Sulphurated oil has mostly high friction and wear when compared with straight mineral oil. The decrease in surface film thickness and lower stability leads to the formation of oxide film, which required a high shear stress to be removed from the surface. straight mineral oil behaves in the same manner as sulphurated oil when compared with phosphorated oil and other wear behavior as shown in Fig. 9-12.
Phosphorated oil was the best oil used to minimize the friction and wear due to the formation of higher stability and higher film thickness with increasing of applied load and sliding speed.
At elastic loading conditions and low sliding speed the coefficient of friction is slightly reduced when compared with dry slightly condition. However at plastic loading condition of friction is quite appreciable.
A summary of the observed coefficient of friction values for different loads with sliding time of 10 min is given in Table 2.

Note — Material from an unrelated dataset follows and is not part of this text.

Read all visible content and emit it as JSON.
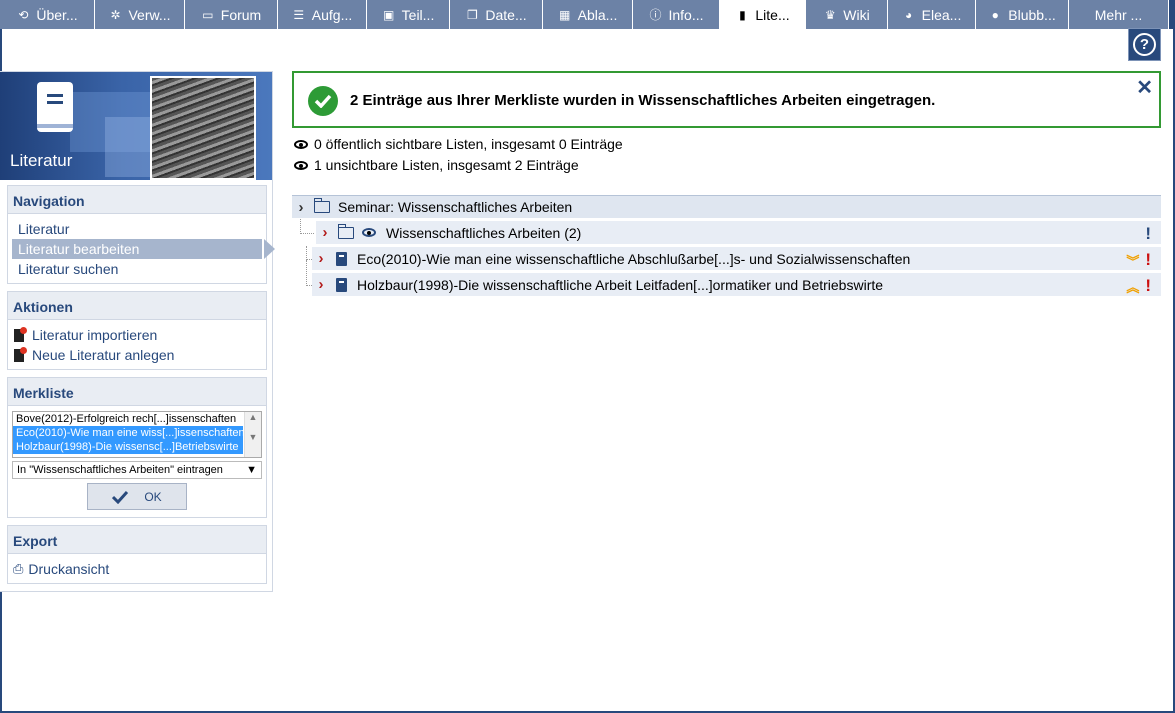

However the value of minimum film thickness at 400 rpm (1.0 cm/sec) at (2.54 N) load is about 0.09 Since this thickness is much smaller than the surface roughness (c.l.a = 0.7 mm), the elastohydronamic lubrication is not likely to occur in the beginning of running (Table 3). With increasing running with increasing running time, the surfaces are likely to be smoothened which may give chances to partial elaste-hydronamic lubrication conditions.
CONCLUSIONS
| 1. | In the dry condition the friction and wear increased with sliding time. In sliding under lubricated conditions, friction and wear decreased with increase in running time, due to the formation of stable film, which prevents solid-to solid contact. |
| 2. | The coefficient of friction in case of oil lubricated condition decreases more than in case when dry sliding condition used. The difference in surface film stability between lubricant films and oxide films is significant. |
| 3. | With increase of sliding speed the friction is affected in the same manner as with increase of load. |
| 4. | In dry sliding conditions, the surface roughness affects friction and wear. The friction decrease and wear increase with the increase in surface roughness. |
| 5. | Seizer occurs in dry sliding under plastic loading conditions and rough surfaces, more solid-to-solid contact, metal transfer from one surface to the other. |
| 6. | In case of lubricated conditions, the phosphorated oil was superior in minimizing friction and wear, more stable film at plastic loading condition. |